Now, in any organization, even the most hierarchical and authoritarian, no one has complete mastery over that organization (not even totalitarian dictators who always rely to some degree on the support of their subordinates).  The higher up in any organization, however, the more we feel that we do have control over what we do, that we see the products of our labors, and that we have a say in most important decisions that affect the strategic direction of the organization.  In this sense, companies both large and small approach democracy at the highest levels — the crucial difference being that in small companies almost everyone is close to the highest levels, while in large companies the vast majority of us have no input on strategic decision-making.  Large corporations disenfranchise us, yet small companies preserve some large measure of the lived experience of democracy, on the assumption that democracy can be defined as having a say in decision-making.  Formal democracy grants all adults an equal say in theory, yet elites have an outsized say in any democracy, based on their expertise, organizational ability, and motivation.  In substance, if not in form, this differs little from the lived experience of a small company.

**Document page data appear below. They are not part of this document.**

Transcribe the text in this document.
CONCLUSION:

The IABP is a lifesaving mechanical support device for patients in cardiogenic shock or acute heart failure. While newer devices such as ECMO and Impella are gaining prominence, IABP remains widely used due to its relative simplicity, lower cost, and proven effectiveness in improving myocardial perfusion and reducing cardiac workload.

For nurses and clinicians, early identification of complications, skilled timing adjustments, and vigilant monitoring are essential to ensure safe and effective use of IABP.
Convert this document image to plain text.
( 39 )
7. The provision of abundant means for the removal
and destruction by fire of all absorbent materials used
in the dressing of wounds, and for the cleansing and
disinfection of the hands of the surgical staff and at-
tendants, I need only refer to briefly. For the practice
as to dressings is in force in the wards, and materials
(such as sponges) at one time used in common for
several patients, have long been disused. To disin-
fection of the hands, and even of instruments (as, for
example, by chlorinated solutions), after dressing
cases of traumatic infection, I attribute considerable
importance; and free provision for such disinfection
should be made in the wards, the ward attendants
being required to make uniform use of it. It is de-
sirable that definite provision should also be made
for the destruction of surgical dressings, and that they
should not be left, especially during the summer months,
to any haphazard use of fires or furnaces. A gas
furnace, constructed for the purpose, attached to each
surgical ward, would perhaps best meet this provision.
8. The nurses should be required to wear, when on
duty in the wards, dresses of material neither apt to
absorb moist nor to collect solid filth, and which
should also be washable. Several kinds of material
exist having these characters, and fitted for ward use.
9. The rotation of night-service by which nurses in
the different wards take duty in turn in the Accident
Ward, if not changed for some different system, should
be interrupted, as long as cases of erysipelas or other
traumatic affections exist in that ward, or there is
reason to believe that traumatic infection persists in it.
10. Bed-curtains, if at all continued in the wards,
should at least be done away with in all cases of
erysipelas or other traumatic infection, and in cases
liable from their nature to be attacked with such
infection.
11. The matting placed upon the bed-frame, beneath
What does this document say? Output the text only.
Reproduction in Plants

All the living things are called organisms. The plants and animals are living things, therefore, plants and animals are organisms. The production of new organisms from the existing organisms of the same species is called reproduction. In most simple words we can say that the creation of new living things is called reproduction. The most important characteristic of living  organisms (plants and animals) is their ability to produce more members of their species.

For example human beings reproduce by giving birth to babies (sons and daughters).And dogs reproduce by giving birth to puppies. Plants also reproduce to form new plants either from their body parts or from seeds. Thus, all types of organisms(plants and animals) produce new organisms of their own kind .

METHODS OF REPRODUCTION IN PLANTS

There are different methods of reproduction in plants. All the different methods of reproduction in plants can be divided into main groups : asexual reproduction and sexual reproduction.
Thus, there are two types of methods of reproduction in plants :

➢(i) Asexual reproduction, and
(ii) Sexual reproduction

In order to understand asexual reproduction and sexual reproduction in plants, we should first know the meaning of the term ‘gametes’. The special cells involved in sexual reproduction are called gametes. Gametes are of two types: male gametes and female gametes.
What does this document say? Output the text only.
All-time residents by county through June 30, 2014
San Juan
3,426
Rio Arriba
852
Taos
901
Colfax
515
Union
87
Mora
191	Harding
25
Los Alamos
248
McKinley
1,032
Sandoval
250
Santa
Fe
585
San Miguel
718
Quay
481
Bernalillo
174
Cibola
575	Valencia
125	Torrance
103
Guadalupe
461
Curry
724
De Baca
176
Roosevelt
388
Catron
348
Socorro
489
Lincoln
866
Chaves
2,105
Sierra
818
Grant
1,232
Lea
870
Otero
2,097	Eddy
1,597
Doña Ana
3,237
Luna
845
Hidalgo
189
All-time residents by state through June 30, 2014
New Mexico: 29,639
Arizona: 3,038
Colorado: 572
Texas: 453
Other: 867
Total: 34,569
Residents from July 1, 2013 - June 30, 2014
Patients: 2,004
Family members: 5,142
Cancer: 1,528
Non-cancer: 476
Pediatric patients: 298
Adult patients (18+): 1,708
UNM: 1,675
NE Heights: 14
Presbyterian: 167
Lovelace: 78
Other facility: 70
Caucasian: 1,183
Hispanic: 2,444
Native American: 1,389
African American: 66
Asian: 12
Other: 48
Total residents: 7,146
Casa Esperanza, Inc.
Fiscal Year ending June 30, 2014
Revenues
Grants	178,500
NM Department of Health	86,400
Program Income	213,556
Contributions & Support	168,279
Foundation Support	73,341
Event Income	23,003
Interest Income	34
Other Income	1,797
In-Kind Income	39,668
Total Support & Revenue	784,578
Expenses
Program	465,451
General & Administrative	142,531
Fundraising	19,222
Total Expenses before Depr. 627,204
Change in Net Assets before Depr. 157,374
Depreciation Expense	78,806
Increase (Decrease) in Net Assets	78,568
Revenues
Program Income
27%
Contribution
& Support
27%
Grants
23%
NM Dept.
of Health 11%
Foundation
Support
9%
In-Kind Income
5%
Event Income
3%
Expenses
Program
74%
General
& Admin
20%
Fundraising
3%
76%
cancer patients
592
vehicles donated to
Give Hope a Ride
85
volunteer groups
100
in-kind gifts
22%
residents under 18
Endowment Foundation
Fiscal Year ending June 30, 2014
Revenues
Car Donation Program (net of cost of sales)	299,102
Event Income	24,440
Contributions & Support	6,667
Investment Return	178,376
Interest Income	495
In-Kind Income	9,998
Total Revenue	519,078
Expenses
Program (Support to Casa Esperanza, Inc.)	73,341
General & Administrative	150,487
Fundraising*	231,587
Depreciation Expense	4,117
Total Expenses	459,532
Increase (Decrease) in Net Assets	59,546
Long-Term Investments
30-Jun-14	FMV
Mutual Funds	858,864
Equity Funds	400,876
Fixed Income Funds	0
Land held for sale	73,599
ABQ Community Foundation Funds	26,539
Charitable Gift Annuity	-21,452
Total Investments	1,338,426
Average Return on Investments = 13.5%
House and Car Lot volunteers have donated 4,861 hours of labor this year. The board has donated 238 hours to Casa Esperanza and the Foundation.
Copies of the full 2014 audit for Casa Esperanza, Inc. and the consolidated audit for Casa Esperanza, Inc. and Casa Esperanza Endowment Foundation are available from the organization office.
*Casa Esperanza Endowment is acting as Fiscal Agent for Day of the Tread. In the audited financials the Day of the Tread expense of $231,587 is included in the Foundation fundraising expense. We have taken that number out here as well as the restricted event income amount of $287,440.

I submit that one crucial problematic of our time (or at least of the hours from 9am to 6pm) is how we who work in large corporations strive to recapture the promise of democratic politics.  We work to ascend to a level in the corporate hierarchy where we participate in strategic decision-making, thereby bringing into balance the lived experience and prevailing norms of our corporate lives and those of democratic society.  Social critics of all stripes have said that we work to succeed because we want to be seen as successful in society.  Though this is no doubt a very large part of the story, it doesn’t really get at the internal dynamics of our corporate lives (or, put differently, look at the problem from the micro-level of analysis).  We do not like to be ignored by our bosses.  We want to be in on that conference call with the head office.  We want our ideas to make a difference in corporate decision-making.  Our grandparents were content to live in a world where “inferior races” were held in contempt, where women who aspired to realize their potential were ridiculed, and where homosexuals were seen as subhuman.  Their grandparents (unless they lived in the U.S., the U.K., or a handful of other exceptions — a topic for another post) lived in a world where the peasantry were ascribed a practically immutable status in no way sharing in the equal dignity of the upper classes (unless in the afterlife).  Since the 1960s, however, we in the advanced democracies have been carried along by a flood tide of social egalitarianism, according to which all of our choices and life-styles are seen as equally valuable, because our equal dignity as human beings must be affirmed — and reaffirmed.  From a very young age, we are taught that “I’m okay, you’re okay,” that no one is in principle any better than we are, and in politics, this has translated into unprecedented support for democratic egalitarianism.  These powerful forces require an outlet.  We work to succeed in large corporations to recapture that promise ingrained in all of us.